A las ocho de la
mañana del 7 de diciembre pasado, una delgada capa de niebla se extendía por la
vega de Galera. Pero ya venía amaneciendo por Orce y el día se presentaba
bueno. Por la cuesta del Obispo, antes de entrar a Huéscar, unos impasibles
cuervos, posados en las desnudas ramas del viejo olmo, esperaban el sol de la
mañana como agua de mayo. Pero, conforme
avanza el vehículo por la carretera que va a Castril, me doy cuenta de que el paisaje
y la perspectiva son otros: el cerro de Jabalcón, ataviado de marrón oscuro, se
yergue solitario en el Altiplano como una vieja fortaleza. Su nombre rememora
la huella de los moriscos por estas tierras mientras ofrece un fuerte contraste
con el albor de Sierra Nevada, que se extiende a sus espaldas. A lo lejos, por
el Este, se divisa la sierra de Periate con un fondo oscuro. En cambio la
sierra de Marmolance se alza altiva a mi derecha, formando unos pintorescos
tajos rojizos, por donde se asoman a veces las nevadas crestas de la sierra castrileña.
De pronto, tras un
monte, se impone con toda su belleza y esplendor la Sagra –siera sagrada–, que
aparece cubierta con un manto de nieve; y a sus pies, el pantano de San
Clemente debe de andar a estas horas en profundas tinieblas.
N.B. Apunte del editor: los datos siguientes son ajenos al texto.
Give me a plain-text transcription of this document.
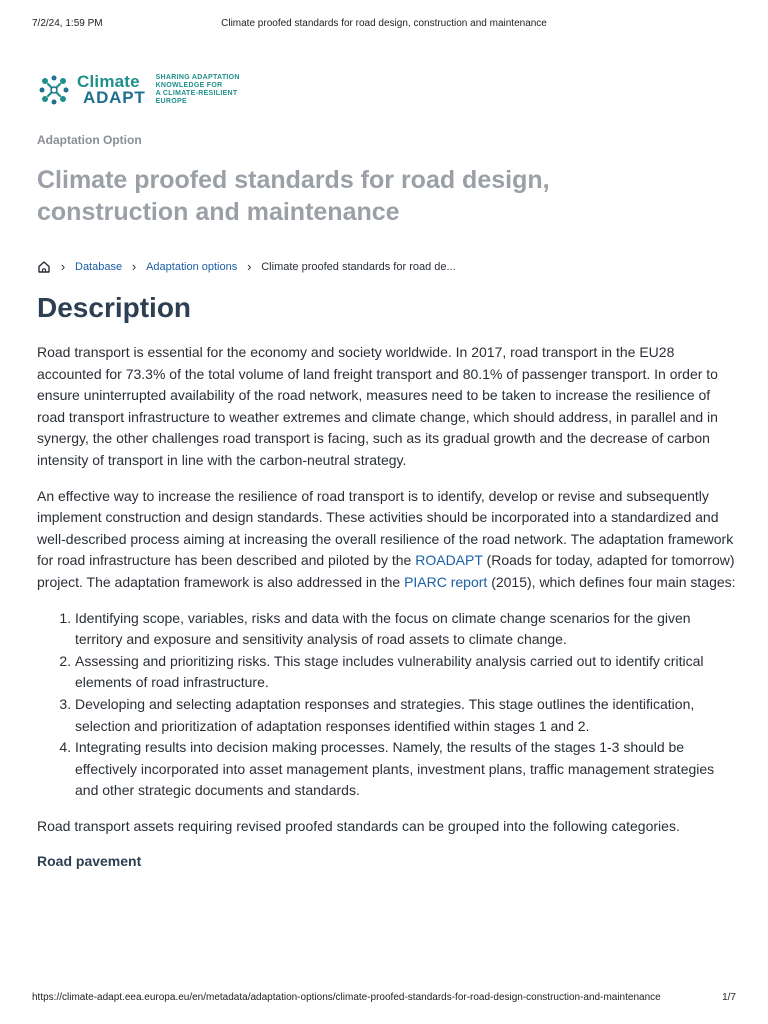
7/2/24, 1:59 PM	Climate proofed standards for road design, construction and maintenance
Climate
ADAPT
SHARING ADAPTATION
KNOWLEDGE FOR
A CLIMATE-RESILIENT
EUROPE
Adaptation Option
Climate proofed standards for road design, construction and maintenance
› Database › Adaptation options › Climate proofed standards for road de...
Description

Road transport is essential for the economy and society worldwide. In 2017, road transport in the EU28 accounted for 73.3% of the total volume of land freight transport and 80.1% of passenger transport. In order to ensure uninterrupted availability of the road network, measures need to be taken to increase the resilience of road transport infrastructure to weather extremes and climate change, which should address, in parallel and in synergy, the other challenges road transport is facing, such as its gradual growth and the decrease of carbon intensity of transport in line with the carbon-neutral strategy.

An effective way to increase the resilience of road transport is to identify, develop or revise and subsequently implement construction and design standards. These activities should be incorporated into a standardized and well-described process aiming at increasing the overall resilience of the road network. The adaptation framework for road infrastructure has been described and piloted by the ROADAPT (Roads for today, adapted for tomorrow) project. The adaptation framework is also addressed in the PIARC report (2015), which defines four main stages:

1. Identifying scope, variables, risks and data with the focus on climate change scenarios for the given territory and exposure and sensitivity analysis of road assets to climate change.
2. Assessing and prioritizing risks. This stage includes vulnerability analysis carried out to identify critical elements of road infrastructure.
3. Developing and selecting adaptation responses and strategies. This stage outlines the identification, selection and prioritization of adaptation responses identified within stages 1 and 2.
4. Integrating results into decision making processes. Namely, the results of the stages 1-3 should be effectively incorporated into asset management plants, investment plans, traffic management strategies and other strategic documents and standards.

Road transport assets requiring revised proofed standards can be grouped into the following categories.

Road pavement
https://climate-adapt.eea.europa.eu/en/metadata/adaptation-options/climate-proofed-standards-for-road-design-construction-and-maintenance	1/7
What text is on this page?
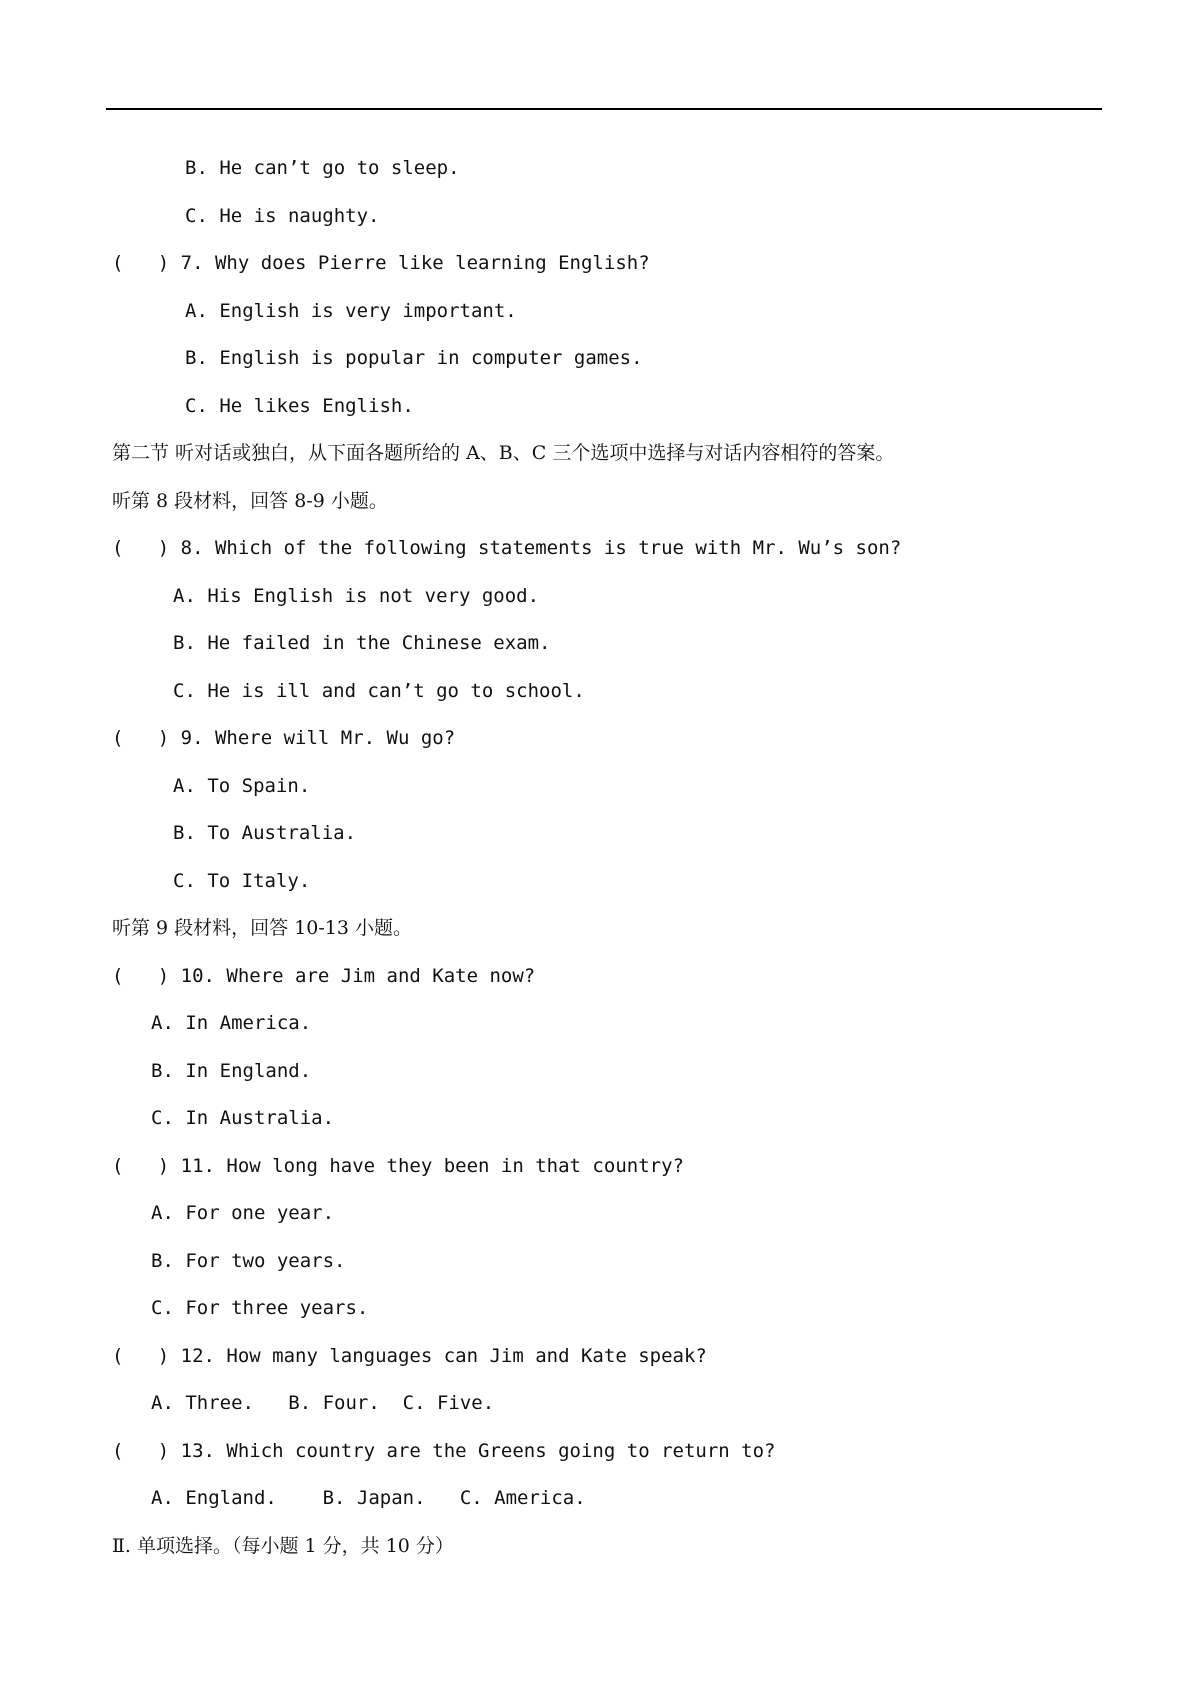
B. He can’t go to sleep.
C. He is naughty.
(   ) 7. Why does Pierre like learning English?
A. English is very important.
B. English is popular in computer games.
C. He likes English.
第二节 听对话或独白，从下面各题所给的 A、B、C 三个选项中选择与对话内容相符的答案。
听第 8 段材料，回答 8-9 小题。
(   ) 8. Which of the following statements is true with Mr. Wu’s son?
A. His English is not very good.
B. He failed in the Chinese exam.
C. He is ill and can’t go to school.
(   ) 9. Where will Mr. Wu go?
A. To Spain.
B. To Australia.
C. To Italy.
听第 9 段材料，回答 10-13 小题。
(   ) 10. Where are Jim and Kate now?
A. In America.
B. In England.
C. In Australia.
(   ) 11. How long have they been in that country?
A. For one year.
B. For two years.
C. For three years.
(   ) 12. How many languages can Jim and Kate speak?
A. Three.   B. Four.  C. Five.
(   ) 13. Which country are the Greens going to return to?
A. England.    B. Japan.   C. America.
Ⅱ. 单项选择。（每小题 1 分，共 10 分）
Al bajar la cuesta
de entrada a Castril, se oyen varear los olivos y las sonoras voces de las
mujeres; y una red se extiende hasta la mitad de la carretera. Entonces, me
acuerdo del maño aquel que decía: “¡Sopla, sopla, que como no te apartes tú!”.
Las hermosas aceitunas negras han engordado con las abundantes lluvias de estos
días, y amanecen colgando con una gota de rocío, mientras que el trasiego de
los todoterrenos es incesante. Desde el mirador de la entrada, la vista que se
ofrece al forastero es la bella estampa de un pueblo serrano y fronterizo,
pegado allí, junto al cerro sagrado: con sus blancas casas de tejados ocres,
dispuestas a modo de cajones escalonados en la ladera, y con sus verdes huertas
y arboledas. Y arriba, coronando la peña, la imagen del Corazón de Jesús
bendiciendo los campos. Más no se puede pedir.
Cuando entro en la recoleta plaza del Carmen, unos hombres disfrutan del tibio sol del otoño. Pero cuando me asomo a la baranda de la plaza, un viento frío se deja caer de la serranía, dándote una bofetada en la cara. El trágico aullido de un cerdo se eleva por el valle como pidiendo justicia: es la plegaria del marrano. Me decido a entrar en el bar de Emilio y le pregunto: “¿Quién ha escrito esas frases en los azulejos de la fachada?”. “¡Ha sido mi hijo!”, me dice un tanto orgulloso. Al salir me entretengo en copiarlas: “Este café abrió sus puertas en el año 1951, el mismo día que se inauguraba la imagen del Sagrado Corazón. Éste es el homenaje de sus amigos y también el recuerdo de otras tabernas que sólo viven en la memoria. La de ‘Crisol’, la de la tía Marciana, ‘el Sacristán’, ‘el Abuelillo’, la de Antonia ‘la Lejía’, de María ‘la Triguita’, la del ‘Chato’, la de Salvador Penena, la de Matías ‘el Chapao’, la de ‘Naranjero’, Ciriaco y el tío Tunillo, la de la María Juana, de Francisco Vargas, de Rafael ‘el de la Romana’, la de..., ya sabes. Si bebes para olvidar, paga antes de empezar”.
¡Pero, ya sabes, forastero! Si te acercas por allí, no te olvides de ir a Castril.